Oppressed peoples and old ways
In the late 1960s, political activist Paulo Freire was teaching farm workers in Recife, Brazil how to read. He concluded that traditional education – the mere relaying of skills and facts – was not enough to get students out of poverty.
“He realized they had to learn how to name their own oppression, that people had to understand that they are oppressed, and most oppressed people do not know that they are oppressed,” explained Steinberg. In the interest of correctly naming oppression, she avoids terms like “socially-economically deprived kids.” She explained later in an email that politically correct terms propagate a dangerous viewpoint: “Those in power do not want oppressed people emancipated”.
Henry Giroux – ”the modern father of critical pedagogy,” Steinberg called him – brought the critical pedagogy philosophy into a North American context. And now, decades after Freire invented the concept, critical pedagogy is applied to a context in which mass communication flourishes.
“We are a media world. We are TV, we are computer, we are internet, we are digital,” said Steinberg. “People have relationships this way. The entire world is now cyber,” she continued.
One of the centre’s recent projects is working with the Maison des Jeunes community center in Côte-des-Neiges, with whom they sponsored a conference last March on hip hop – how to use hip hop in the classroom toward media literacy. The centre has also done work with the Cree community on self-identity, and how First Nations people are portrayed in the media.
Steinberg discussed how if she were teaching middle-school girls how to write an essay, she would ask them to write it about a topic like Miley Cyrus – to examine the marketing forces, do research on Disney, and on the depiction of teenage girls in the media.
“So how would you teach middle-school kids science?” I asked.
“Science has become consumerized, so much. Even something simple like ecology – saving the world – has now been corporatized,” she said. “In a science class – maybe if we’re talking about chemicals, along with teaching about chemicals, I would teach about chemical spills, and about social responsibility, about how that conversation happens.”
Critical pedagogy teachers should be scholarly, updated, the same way that dentists have to learn about new techniques for x-raying teeth, Steinberg explained.
“Professionals need to be constantly re-professionalizing,” she explained. “If someone is lecturing me with yellow notes that are falling apart, I think that person needs to stop lecturing.”

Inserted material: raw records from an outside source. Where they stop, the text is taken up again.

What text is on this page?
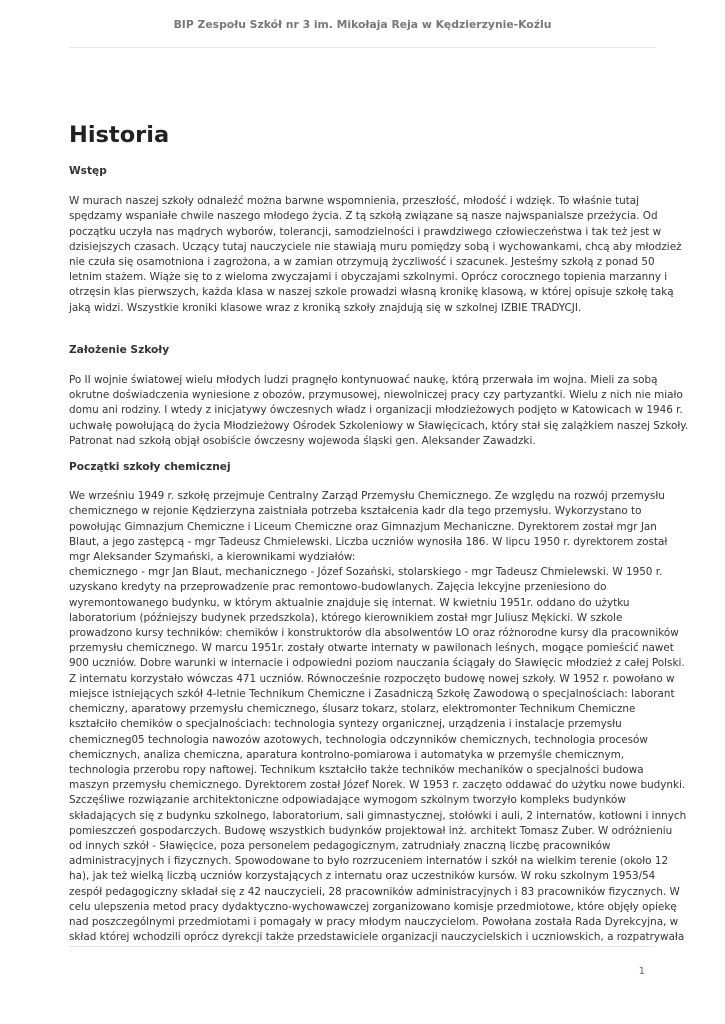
BIP Zespołu Szkół nr 3 im. Mikołaja Reja w Kędzierzynie-Koźlu
Historia
Wstęp
W murach naszej szkoły odnaleźć można barwne wspomnienia, przeszłość, młodość i wdzięk. To właśnie tutaj
spędzamy wspaniałe chwile naszego młodego życia. Z tą szkołą związane są nasze najwspanialsze przeżycia. Od
początku uczyła nas mądrych wyborów, tolerancji, samodzielności i prawdziwego człowieczeństwa i tak też jest w
dzisiejszych czasach. Uczący tutaj nauczyciele nie stawiają muru pomiędzy sobą i wychowankami, chcą aby młodzież
nie czuła się osamotniona i zagrożona, a w zamian otrzymują życzliwość i szacunek. Jesteśmy szkołą z ponad 50
letnim stażem. Wiąże się to z wieloma zwyczajami i obyczajami szkolnymi. Oprócz corocznego topienia marzanny i
otrzęsin klas pierwszych, każda klasa w naszej szkole prowadzi własną kronikę klasową, w której opisuje szkołę taką
jaką widzi. Wszystkie kroniki klasowe wraz z kroniką szkoły znajdują się w szkolnej IZBIE TRADYCJI.
Założenie Szkoły
Po II wojnie światowej wielu młodych ludzi pragnęło kontynuować naukę, którą przerwała im wojna. Mieli za sobą
okrutne doświadczenia wyniesione z obozów, przymusowej, niewolniczej pracy czy partyzantki. Wielu z nich nie miało
domu ani rodziny. I wtedy z inicjatywy ówczesnych władz i organizacji młodzieżowych podjęto w Katowicach w 1946 r.
uchwałę powołującą do życia Młodzieżowy Ośrodek Szkoleniowy w Sławięcicach, który stał się zalążkiem naszej Szkoły.
Patronat nad szkołą objął osobiście ówczesny wojewoda śląski gen. Aleksander Zawadzki.
Początki szkoły chemicznej
We wrześniu 1949 r. szkołę przejmuje Centralny Zarząd Przemysłu Chemicznego. Ze względu na rozwój przemysłu
chemicznego w rejonie Kędzierzyna zaistniała potrzeba kształcenia kadr dla tego przemysłu. Wykorzystano to
powołując Gimnazjum Chemiczne i Liceum Chemiczne oraz Gimnazjum Mechaniczne. Dyrektorem został mgr Jan
Blaut, a jego zastępcą - mgr Tadeusz Chmielewski. Liczba uczniów wynosiła 186. W lipcu 1950 r. dyrektorem został
mgr Aleksander Szymański, a kierownikami wydziałów:
chemicznego - mgr Jan Blaut, mechanicznego - Józef Sozański, stolarskiego - mgr Tadeusz Chmielewski. W 1950 r.
uzyskano kredyty na przeprowadzenie prac remontowo-budowlanych. Zajęcia lekcyjne przeniesiono do
wyremontowanego budynku, w którym aktualnie znajduje się internat. W kwietniu 1951r. oddano do użytku
laboratorium (późniejszy budynek przedszkola), którego kierownikiem został mgr Juliusz Mękicki. W szkole
prowadzono kursy techników: chemików i konstruktorów dla absolwentów LO oraz różnorodne kursy dla pracowników
przemysłu chemicznego. W marcu 1951r. zostały otwarte internaty w pawilonach leśnych, mogące pomieścić nawet
900 uczniów. Dobre warunki w internacie i odpowiedni poziom nauczania ściągały do Sławięcic młodzież z całej Polski.
Z internatu korzystało wówczas 471 uczniów. Równocześnie rozpoczęto budowę nowej szkoły. W 1952 r. powołano w
miejsce istniejących szkół 4-letnie Technikum Chemiczne i Zasadniczą Szkołę Zawodową o specjalnościach: laborant
chemiczny, aparatowy przemysłu chemicznego, ślusarz tokarz, stolarz, elektromonter Technikum Chemiczne
kształciło chemików o specjalnościach: technologia syntezy organicznej, urządzenia i instalacje przemysłu
chemiczneg05 technologia nawozów azotowych, technologia odczynników chemicznych, technologia procesów
chemicznych, analiza chemiczna, aparatura kontrolno-pomiarowa i automatyka w przemyśle chemicznym,
technologia przerobu ropy naftowej. Technikum kształciło także techników mechaników o specjalności budowa
maszyn przemysłu chemicznego. Dyrektorem został Józef Norek. W 1953 r. zaczęto oddawać do użytku nowe budynki.
Szczęśliwe rozwiązanie architektoniczne odpowiadające wymogom szkolnym tworzyło kompleks budynków
składających się z budynku szkolnego, laboratorium, sali gimnastycznej, stołówki i auli, 2 internatów, kotłowni i innych
pomieszczeń gospodarczych. Budowę wszystkich budynków projektował inż. architekt Tomasz Zuber. W odróżnieniu
od innych szkół - Sławięcice, poza personelem pedagogicznym, zatrudniały znaczną liczbę pracowników
administracyjnych i fizycznych. Spowodowane to było rozrzuceniem internatów i szkół na wielkim terenie (około 12
ha), jak też wielką liczbą uczniów korzystających z internatu oraz uczestników kursów. W roku szkolnym 1953/54
zespół pedagogiczny składał się z 42 nauczycieli, 28 pracowników administracyjnych i 83 pracowników fizycznych. W
celu ulepszenia metod pracy dydaktyczno-wychowawczej zorganizowano komisje przedmiotowe, które objęły opiekę
nad poszczególnymi przedmiotami i pomagały w pracy młodym nauczycielom. Powołana została Rada Dyrekcyjna, w
skład której wchodzili oprócz dyrekcji także przedstawiciele organizacji nauczycielskich i uczniowskich, a rozpatrywała
1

I tell Steinberg about a physics class last year where we used a textbook that had to be ordered in copied course-pack form because it was out of print. Our edition was from 1986.
“Students should just, en masse, drop the class. And make sure you always put out teacher evaluations. But you know, it’s just wrong. It’s wrong,” she offered. “Do we lose our souls just to get a class taught? I don’t think so.”
But as a student – as someone who is potentially marginalized, as someone with course requirements and tuition and a degree to earn – critical pedagogy does not seem to offer much of a solution. Changing the system – whether the goal is to get students out of poverty, or get them to do more creative physics – is still in the hands of those in power. It doesn’t look like there is much support for departing from the standard curriculum. Rancourt didn’t have U of Ottawa’s support when he tried to remove the grading system. Steinberg emphasized that the current dean of the Faculty of Education does not support the Freire Project.
As for keeping students interested? During our conversation, Steinberg brought up a concept that didn’t require fancy textbook packaging, TV gimmicks, or even a well-researched philosophy: “If all teachers loved their jobs, they’d probably have better students.”